Treasury bills fell at the government's weekly auction yesterday, for the second time in the past four weeks.

The government sold $4.3 billion of 3-month bills at an average discount of 15.235 percent, down from 15.674 percent a week earlier.

The government also sold $4.3 billion worth of 6-month bills at an average discount of 15.122 percent, down from 15.571 percent a week ago.

For the 26-week bills, the Treasury recieved $9.16 billion in tenders and accepted $4.3 billion at returns ranging from 15.098 percent to 15.138 percent, including $901.2 million of non-competitive tenders at the average return. The Treasury accepted 58 percent of the tenders at the highest return. The average price was 92.355 percent.

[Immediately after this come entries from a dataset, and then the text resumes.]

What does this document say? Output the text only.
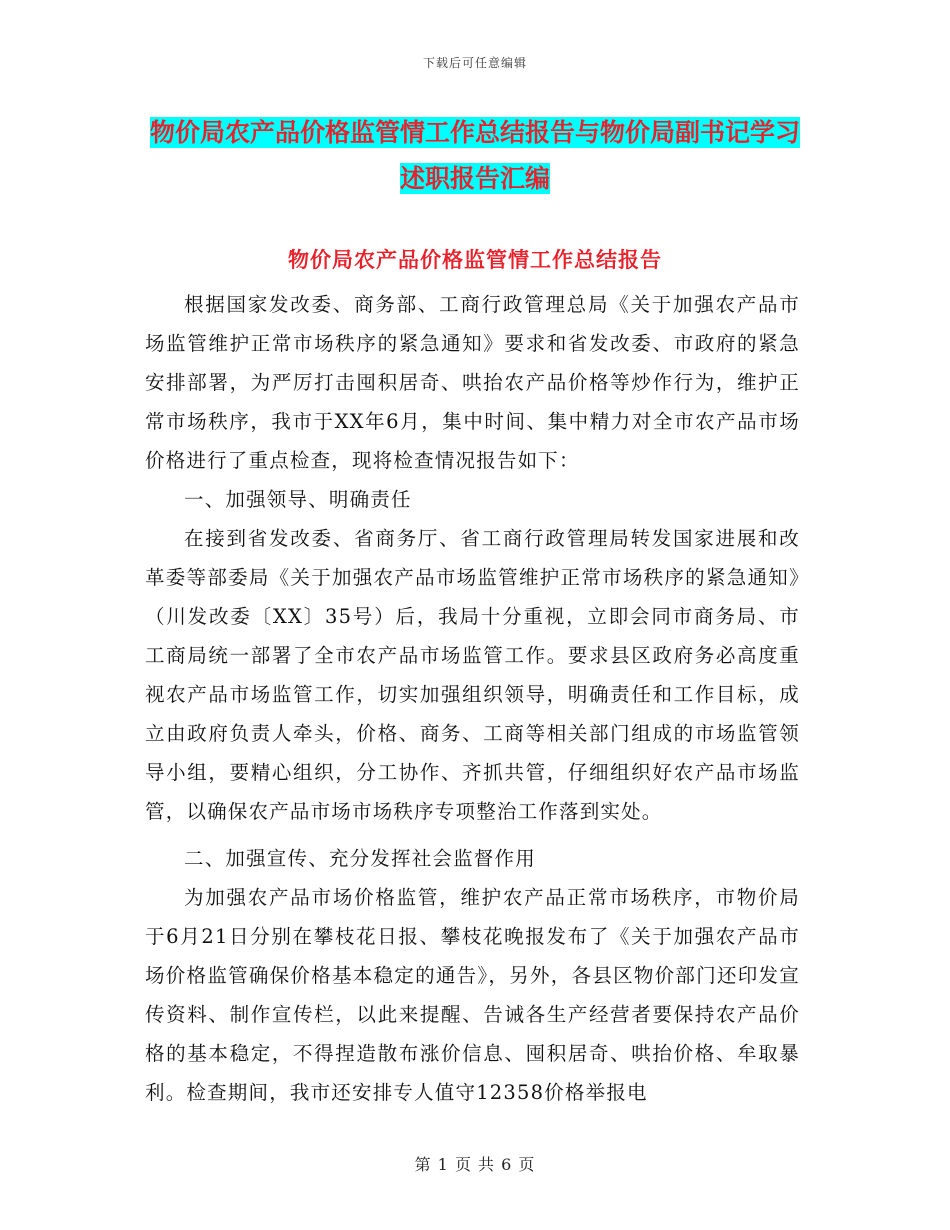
下载后可任意编辑
物价局农产品价格监管情工作总结报告与物价局副书记学习述职报告汇编
物价局农产品价格监管情工作总结报告

根据国家发改委、商务部、工商行政管理总局《关于加强农产品市场监管维护正常市场秩序的紧急通知》要求和省发改委、市政府的紧急安排部署，为严厉打击囤积居奇、哄抬农产品价格等炒作行为，维护正常市场秩序，我市于XX年6月，集中时间、集中精力对全市农产品市场价格进行了重点检查，现将检查情况报告如下：

一、加强领导、明确责任

在接到省发改委、省商务厅、省工商行政管理局转发国家进展和改革委等部委局《关于加强农产品市场监管维护正常市场秩序的紧急通知》（川发改委〔XX〕35号）后，我局十分重视，立即会同市商务局、市工商局统一部署了全市农产品市场监管工作。要求县区政府务必高度重视农产品市场监管工作，切实加强组织领导，明确责任和工作目标，成立由政府负责人牵头，价格、商务、工商等相关部门组成的市场监管领导小组，要精心组织，分工协作、齐抓共管，仔细组织好农产品市场监管，以确保农产品市场市场秩序专项整治工作落到实处。

二、加强宣传、充分发挥社会监督作用

为加强农产品市场价格监管，维护农产品正常市场秩序，市物价局于6月21日分别在攀枝花日报、攀枝花晚报发布了《关于加强农产品市场价格监管确保价格基本稳定的通告》，另外，各县区物价部门还印发宣传资料、制作宣传栏，以此来提醒、告诫各生产经营者要保持农产品价格的基本稳定，不得捏造散布涨价信息、囤积居奇、哄抬价格、牟取暴利。检查期间，我市还安排专人值守12358价格举报电

第 1 页 共 6 页
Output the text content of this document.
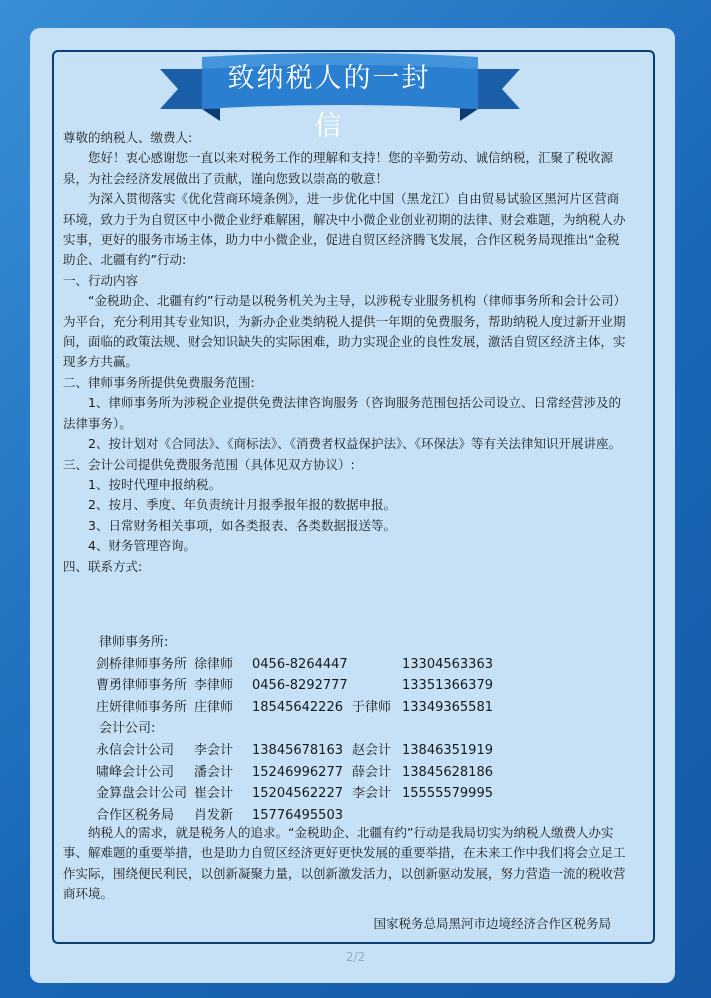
致纳税人的一封信

尊敬的纳税人、缴费人:

您好！衷心感谢您一直以来对税务工作的理解和支持！您的辛勤劳动、诚信纳税，汇聚了税收源泉，为社会经济发展做出了贡献，谨向您致以崇高的敬意！

为深入贯彻落实《优化营商环境条例》，进一步优化中国（黑龙江）自由贸易试验区黑河片区营商环境，致力于为自贸区中小微企业纾难解困，解决中小微企业创业初期的法律、财会难题，为纳税人办实事，更好的服务市场主体，助力中小微企业，促进自贸区经济腾飞发展，合作区税务局现推出“金税助企、北疆有约”行动:

一、行动内容

“金税助企、北疆有约”行动是以税务机关为主导，以涉税专业服务机构（律师事务所和会计公司）为平台，充分利用其专业知识，为新办企业类纳税人提供一年期的免费服务，帮助纳税人度过新开业期间，面临的政策法规、财会知识缺失的实际困难，助力实现企业的良性发展，激活自贸区经济主体，实现多方共赢。

二、律师事务所提供免费服务范围:

1、律师事务所为涉税企业提供免费法律咨询服务（咨询服务范围包括公司设立、日常经营涉及的法律事务）。

2、按计划对《合同法》、《商标法》、《消费者权益保护法》、《环保法》等有关法律知识开展讲座。

三、会计公司提供免费服务范围（具体见双方协议）:

1、按时代理申报纳税。

2、按月、季度、年负责统计月报季报年报的数据申报。

3、日常财务相关事项，如各类报表、各类数据报送等。

4、财务管理咨询。

四、联系方式:

律师事务所:
剑桥律师事务所 徐律师	0456-8264447	13304563363
曹勇律师事务所 李律师	0456-8292777	13351366379
庄妍律师事务所 庄律师	18545642226 于律师 13349365581
会计公司:
永信会计公司	李会计	13845678163 赵会计 13846351919
啸峰会计公司	潘会计	15246996277 薛会计 13845628186
金算盘会计公司 崔会计	15204562227 李会计 15555579995
合作区税务局	肖发新	15776495503

纳税人的需求，就是税务人的追求。“金税助企、北疆有约”行动是我局切实为纳税人缴费人办实事、解难题的重要举措，也是助力自贸区经济更好更快发展的重要举措，在未来工作中我们将会立足工作实际，围绕便民利民，以创新凝聚力量，以创新激发活力，以创新驱动发展，努力营造一流的税收营商环境。

国家税务总局黑河市边境经济合作区税务局
2/2
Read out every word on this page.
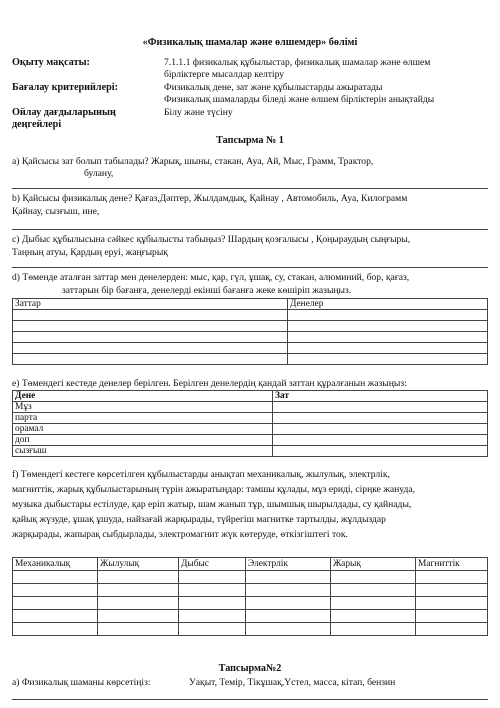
«Физикалық шамалар және өлшемдер» бөлімі
Оқыту мақсаты:	7.1.1.1 физикалық құбылыстар, физикалық шамалар және өлшем
бірліктерге мысалдар келтіру
Бағалау критерийлері:	Физикалық дене, зат және құбылыстарды ажыратады
Физикалық шамаларды біледі және өлшем бірліктерін анықтайды
Ойлау дағдыларының
деңгейлері
Білу және түсіну
Тапсырма № 1
а) Қайсысы зат болып табылады? Жарық, шыны, стакан, Ауа, Ай, Мыс, Грамм, Трактор,
булану,
b) Қайсысы физикалық дене? Қағаз,Дәптер, Жылдамдық, Қайнау , Автомобиль, Ауа, Килограмм
Қайнау, сызғыш, ине,
c) Дыбыс құбылысына сәйкес құбылысты табыңыз? Шардың қозғалысы , Қоңыраудың сыңғыры,
Таңның атуы, Қардың еруі, жаңғырық
d) Төменде аталған заттар мен денелерден: мыс, қар, гүл, ұшақ, су, стакан, алюминий, бор, қағаз,
заттарын бір бағанға, денелерді екінші бағанға жеке көшіріп жазыңыз.
Заттар	Денелер

e) Төмендегі кестеде денелер берілген. Берілген денелердің қандай заттан құралғанын жазыңыз:
Дене	Зат
Мұз	
парта	
орамал	
доп	
сызғыш	
f) Төмендегі кестеге көрсетілген құбылыстарды анықтап механикалық, жылулық, электрлік,
магниттік, жарық құбылыстарының түрін ажыратыңдар: тамшы құлады, мұз ериді, сірңке жануда,
музыка дыбыстары естілуде, қар еріп жатыр, шам жанып тұр, шымшық шырылдады, су қайнады,
қайық жүзуде, ұшақ ұшуда, найзағай жарқырады, түйрегіш магнитке тартылды, жұлдыздар
жарқырады, жапырақ сыбдырлады, электромагнит жүк көтеруде, өткізгіштегі ток.
Механикалық	Жылулық	Дыбыс	Электрлік	Жарық	Магниттік

Тапсырма№2
а) Физикалық шаманы көрсетіңіз:	Уақыт, Темір, Тікұшақ,Үстел, масса, кітап, бензин
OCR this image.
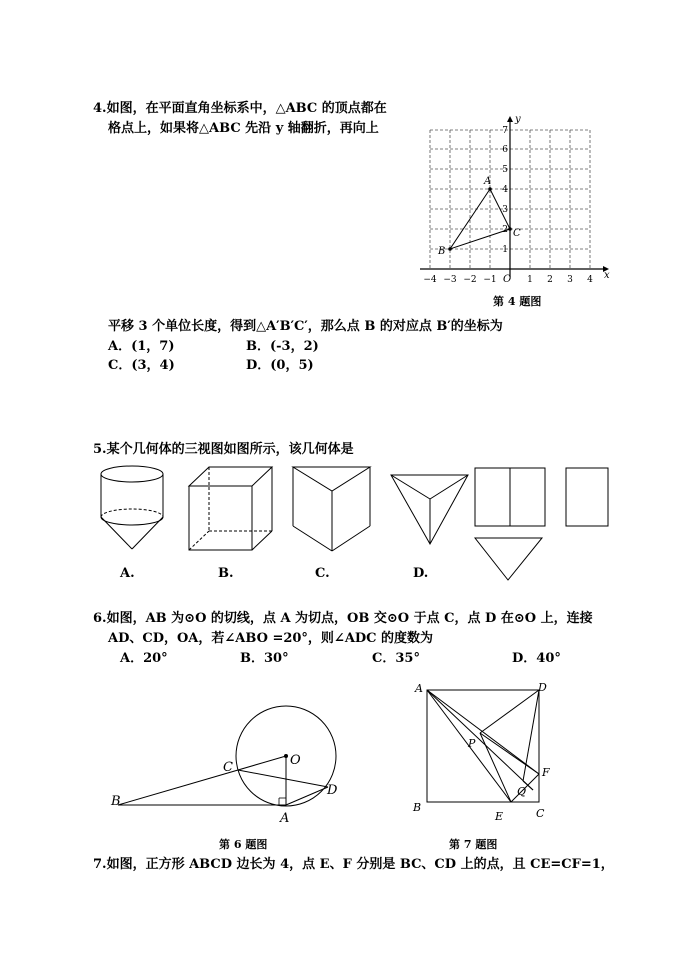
4.如图，在平面直角坐标系中，△ABC 的顶点都在
格点上，如果将△ABC 先沿 y 轴翻折，再向上
A
B
C
O	x
y
−4 −3 −2 −1	1 2 3 4
1
2
3
4
5
6
7
第 4 题图
平移 3 个单位长度，得到△A′B′C′，那么点 B 的对应点 B′的坐标为
A．(1，7)	B．(-3，2)
C．(3，4)	D．(0，5)
5.某个几何体的三视图如图所示，该几何体是
A.	B.	C.	D.
6.如图，AB 为⊙O 的切线，点 A 为切点，OB 交⊙O 于点 C，点 D 在⊙O 上，连接
AD、CD，OA，若∠ABO =20°，则∠ADC 的度数为
A．20°	B．30°	C．35°	D．40°
O
C
D
B
A
第 6 题图
A	D
P
F
Q
B
E	C
第 7 题图
7.如图，正方形 ABCD 边长为 4，点 E、F 分别是 BC、CD 上的点，且 CE=CF=1，
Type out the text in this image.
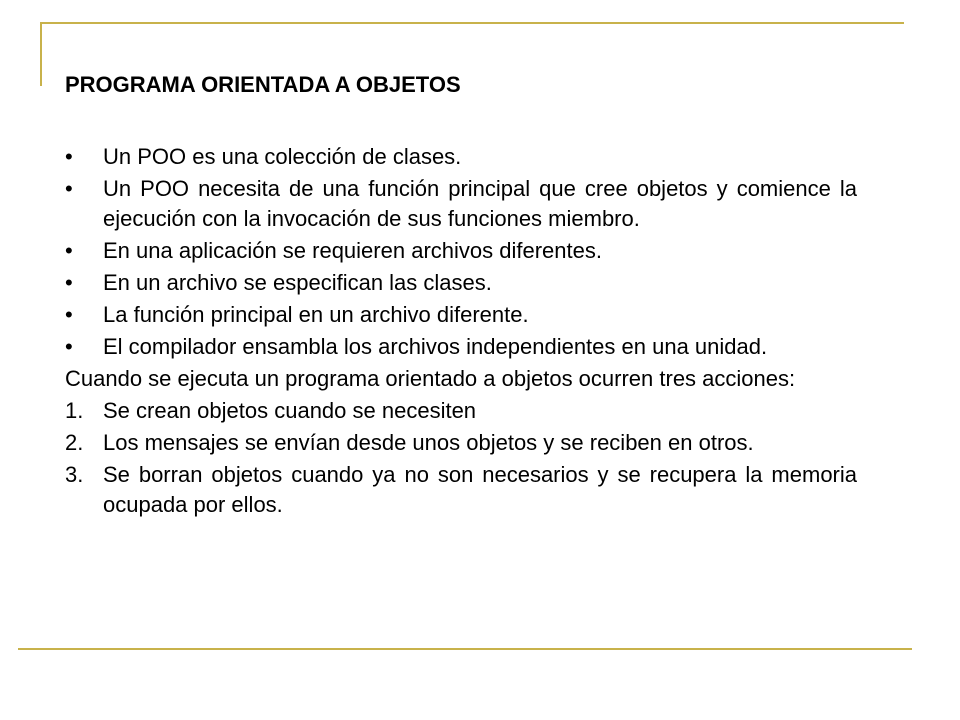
PROGRAMA ORIENTADA A OBJETOS
• Un POO es una colección de clases.
• Un POO necesita de una función principal que cree objetos y comience la ejecución con la invocación de sus funciones miembro.
• En una aplicación se requieren archivos diferentes.
• En un archivo se especifican las clases.
• La función principal en un archivo diferente.
• El compilador ensambla los archivos independientes en una unidad.
Cuando se ejecuta un programa orientado a objetos ocurren tres acciones:
1. Se crean objetos cuando se necesiten
2. Los mensajes se envían desde unos objetos y se reciben en otros.
3. Se borran objetos cuando ya no son necesarios y se recupera la memoria ocupada por ellos.
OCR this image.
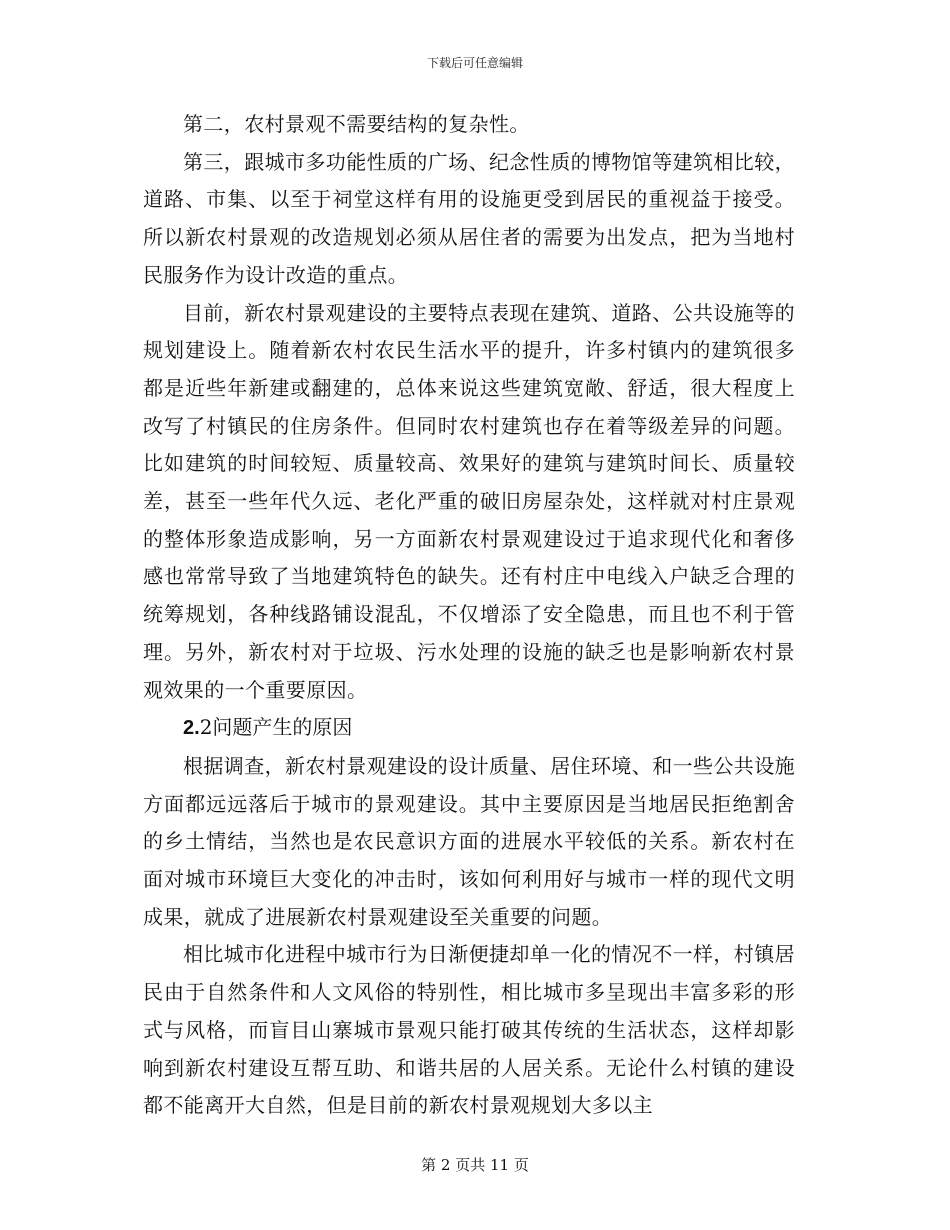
下载后可任意编辑

第二，农村景观不需要结构的复杂性。

第三，跟城市多功能性质的广场、纪念性质的博物馆等建筑相比较，道路、市集、以至于祠堂这样有用的设施更受到居民的重视益于接受。所以新农村景观的改造规划必须从居住者的需要为出发点，把为当地村民服务作为设计改造的重点。

目前，新农村景观建设的主要特点表现在建筑、道路、公共设施等的规划建设上。随着新农村农民生活水平的提升，许多村镇内的建筑很多都是近些年新建或翻建的，总体来说这些建筑宽敞、舒适，很大程度上改写了村镇民的住房条件。但同时农村建筑也存在着等级差异的问题。比如建筑的时间较短、质量较高、效果好的建筑与建筑时间长、质量较差，甚至一些年代久远、老化严重的破旧房屋杂处，这样就对村庄景观的整体形象造成影响，另一方面新农村景观建设过于追求现代化和奢侈感也常常导致了当地建筑特色的缺失。还有村庄中电线入户缺乏合理的统筹规划，各种线路铺设混乱，不仅增添了安全隐患，而且也不利于管理。另外，新农村对于垃圾、污水处理的设施的缺乏也是影响新农村景观效果的一个重要原因。

2.2问题产生的原因

根据调查，新农村景观建设的设计质量、居住环境、和一些公共设施方面都远远落后于城市的景观建设。其中主要原因是当地居民拒绝割舍的乡土情结，当然也是农民意识方面的进展水平较低的关系。新农村在面对城市环境巨大变化的冲击时，该如何利用好与城市一样的现代文明成果，就成了进展新农村景观建设至关重要的问题。

相比城市化进程中城市行为日渐便捷却单一化的情况不一样，村镇居民由于自然条件和人文风俗的特别性，相比城市多呈现出丰富多彩的形式与风格，而盲目山寨城市景观只能打破其传统的生活状态，这样却影响到新农村建设互帮互助、和谐共居的人居关系。无论什么村镇的建设都不能离开大自然，但是目前的新农村景观规划大多以主

第 2 页共 11 页
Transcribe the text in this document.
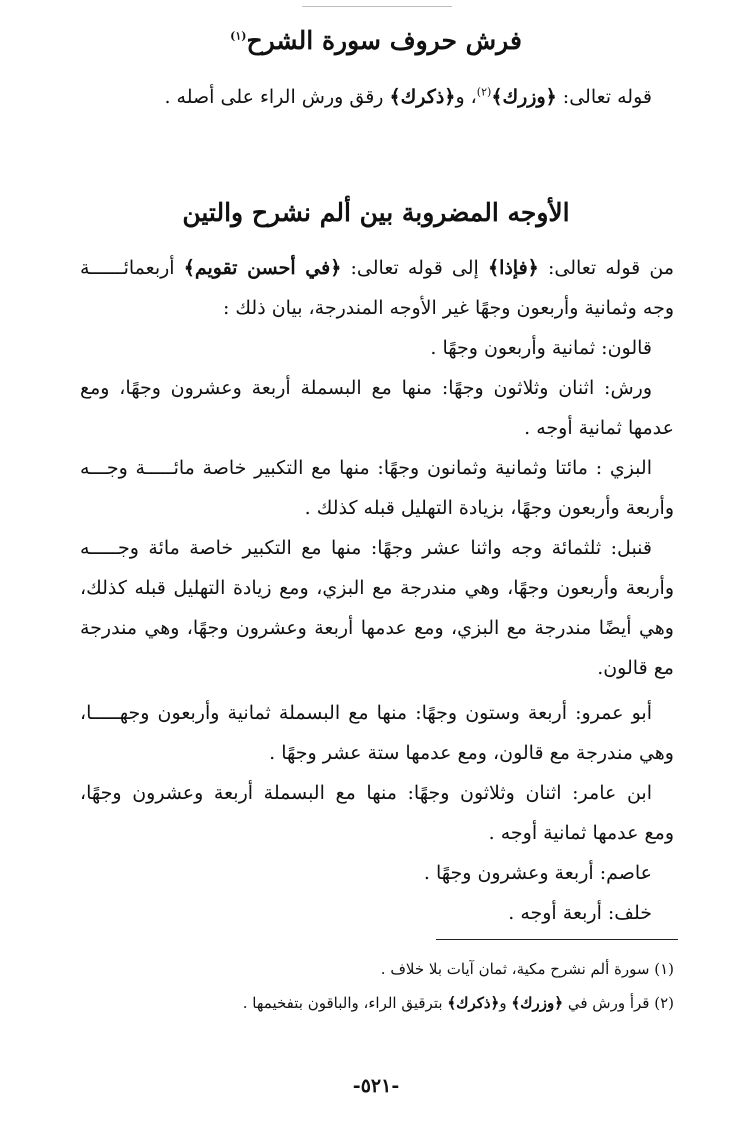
فرش حروف سورة الشرح$^{(١)}$
قوله تعالى: ﴿وزرك﴾$^{(٢)}$، و﴿ذكرك﴾ رقق ورش الراء على أصله .
الأوجه المضروبة بين ألم نشرح والتين
من قوله تعالى: ﴿فإذا﴾ إلى قوله تعالى: ﴿في أحسن تقويم﴾ أربعمائــــــة
وجه وثمانية وأربعون وجهًا غير الأوجه المندرجة، بيان ذلك :
قالون: ثمانية وأربعون وجهًا .
ورش: اثنان وثلاثون وجهًا: منها مع البسملة أربعة وعشرون وجهًا، ومع
عدمها ثمانية أوجه .
البزي : مائتا وثمانية وثمانون وجهًا: منها مع التكبير خاصة مائـــــة وجـــه
وأربعة وأربعون وجهًا، بزيادة التهليل قبله كذلك .
قنبل: ثلثمائة وجه واثنا عشر وجهًا: منها مع التكبير خاصة مائة وجـــــه
وأربعة وأربعون وجهًا، وهي مندرجة مع البزي، ومع زيادة التهليل قبله كذلك،
وهي أيضًا مندرجة مع البزي، ومع عدمها أربعة وعشرون وجهًا، وهي مندرجة
مع قالون.
أبو عمرو: أربعة وستون وجهًا: منها مع البسملة ثمانية وأربعون وجهـــــا،
وهي مندرجة مع قالون، ومع عدمها ستة عشر وجهًا .
ابن عامر: اثنان وثلاثون وجهًا: منها مع البسملة أربعة وعشرون وجهًا،
ومع عدمها ثمانية أوجه .
عاصم: أربعة وعشرون وجهًا .
خلف: أربعة أوجه .
(١) سورة ألم نشرح مكية، ثمان آيات بلا خلاف .
(٢) قرأ ورش في ﴿وزرك﴾ و﴿ذكرك﴾ بترقيق الراء، والباقون بتفخيمها .
-٥٢١-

The rates are the lowest since July 27, when 13-week bills yeilded 15.065 percent and 26-week bills yeilded 14.790 percent.

The new 6-month T-bill rate, plus a guarter of a percentage point, is 15.372 percent. The current interest ceiling for these certificates is 15.821 percent.

The ceiling rate for 2 1/2-year "Small Savers" certificates, available denominations as small as $500, was freed from its former lower levels on Aug. 1 in a government deregulatory action. The rate, now pegged to that for comparable Treasury securities, is 15.80 percent at thrift institutions and 15.55 at commercial banks.

The latest Treasury bill auction will raise 450 million in new cash for the Treasury after maturing bills are paid off.